As for the facts that contradict this aggressive disinformation? A 1996 federal law makes it illegal for noncitizens to vote for president or members of Congress. A noncitizen who violates this law can be fined, imprisoned for up to a year or even deported.
And the number of noncitizens who violate this law? Almost nonexistent. An exhaustive study of the 2016 election by the Brennan Center of Justice looked at 42 jurisdictions involving 23.5 million votes and found just 30 cases of possible noncitizen voting requiring further investigation.
But that didn’t stop Trump then: “I won the popular vote if you deduct the millions of people who voted illegally,” he said as president-elect, adding, “I will be asking for a major investigation into VOTER FRAUD.”
The utter fallaciousness of noncitizen immigrant voting also didn’t stop Trump from spreading that lie in 2020, and it continues to be a lie told by Trump and Vance as we head toward the 2024 election.
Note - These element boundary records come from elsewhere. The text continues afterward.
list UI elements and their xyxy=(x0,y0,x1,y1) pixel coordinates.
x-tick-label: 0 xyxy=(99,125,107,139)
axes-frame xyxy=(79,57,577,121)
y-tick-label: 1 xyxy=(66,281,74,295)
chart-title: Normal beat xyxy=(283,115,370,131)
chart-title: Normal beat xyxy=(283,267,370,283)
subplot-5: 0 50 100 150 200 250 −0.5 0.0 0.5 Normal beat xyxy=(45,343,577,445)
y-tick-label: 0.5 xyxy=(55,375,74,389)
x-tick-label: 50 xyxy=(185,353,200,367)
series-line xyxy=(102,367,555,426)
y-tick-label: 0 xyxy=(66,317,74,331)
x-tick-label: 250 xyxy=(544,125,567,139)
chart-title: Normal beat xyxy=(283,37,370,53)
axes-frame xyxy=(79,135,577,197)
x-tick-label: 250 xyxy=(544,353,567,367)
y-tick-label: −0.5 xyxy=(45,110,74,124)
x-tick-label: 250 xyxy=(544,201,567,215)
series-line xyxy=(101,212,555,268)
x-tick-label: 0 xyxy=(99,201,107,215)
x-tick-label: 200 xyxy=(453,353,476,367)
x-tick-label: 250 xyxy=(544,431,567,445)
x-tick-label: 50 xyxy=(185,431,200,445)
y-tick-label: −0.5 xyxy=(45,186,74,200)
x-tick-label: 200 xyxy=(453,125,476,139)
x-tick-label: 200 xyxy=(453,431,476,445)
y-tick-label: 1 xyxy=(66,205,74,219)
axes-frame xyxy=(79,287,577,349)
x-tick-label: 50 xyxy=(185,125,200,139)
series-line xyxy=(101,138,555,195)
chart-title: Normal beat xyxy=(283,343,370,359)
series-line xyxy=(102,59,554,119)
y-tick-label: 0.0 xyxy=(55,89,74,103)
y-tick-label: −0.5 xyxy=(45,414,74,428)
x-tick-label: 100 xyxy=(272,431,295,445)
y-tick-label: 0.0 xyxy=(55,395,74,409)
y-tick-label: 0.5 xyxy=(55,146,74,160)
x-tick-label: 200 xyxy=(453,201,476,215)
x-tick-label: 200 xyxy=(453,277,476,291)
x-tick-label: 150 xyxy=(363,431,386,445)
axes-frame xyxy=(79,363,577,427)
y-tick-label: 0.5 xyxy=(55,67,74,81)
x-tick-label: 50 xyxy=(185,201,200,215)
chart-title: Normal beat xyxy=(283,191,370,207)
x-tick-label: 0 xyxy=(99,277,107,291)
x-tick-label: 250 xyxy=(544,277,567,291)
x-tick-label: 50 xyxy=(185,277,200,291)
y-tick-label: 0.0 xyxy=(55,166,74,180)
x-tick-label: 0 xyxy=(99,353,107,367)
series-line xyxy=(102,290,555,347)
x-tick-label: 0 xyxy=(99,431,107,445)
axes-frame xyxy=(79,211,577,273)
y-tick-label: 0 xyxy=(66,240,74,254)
They are clearly determined now to peddle the idea of a rigged election to set up Trump’s inevitable claim that the election was stolen from him again—no matter how many lives in Springfield or around the country they harm in the process.
In recent days, Trump and his Republican allies have filed eight lawsuits—with little evidence of fraud—to challenge voter registration procedures in four of seven battleground states. Just on Wednesday, Trump was demanding legislation that he falsely claimed is needed to protect against noncitizen voting; so what if attaching the Safeguard American Voter Eligibility (SAVE) Act to the government spending bill could lead to a government shutdown? “Democrats are registering Illegal Voters by the TENS OF THOUSANDS, as we speak,” he lied on Truth Social.
That version of the government spending bill, which included SAVE to restrict voting access, failed to pass Wednesday. But let’s not doubt there will be more lies, more subterfuge, more distractions and more incendiary rhetoric intended to fuel the cult and certain to cause more harm to ordinary, innocent immigrants just trying to get by.
As VP Harris put it this week on stage with the NABJ, “This is exhausting and it’s harmful and it’s hateful…It’s a crying shame. I mean, my heart breaks.”
And it’s a reminder of the necessity for us all to do what we can to get out the vote. An overwhelming defeat of Donald Trump is the clearest way to refute the lies to come and welcome in a heartfelt Madam President.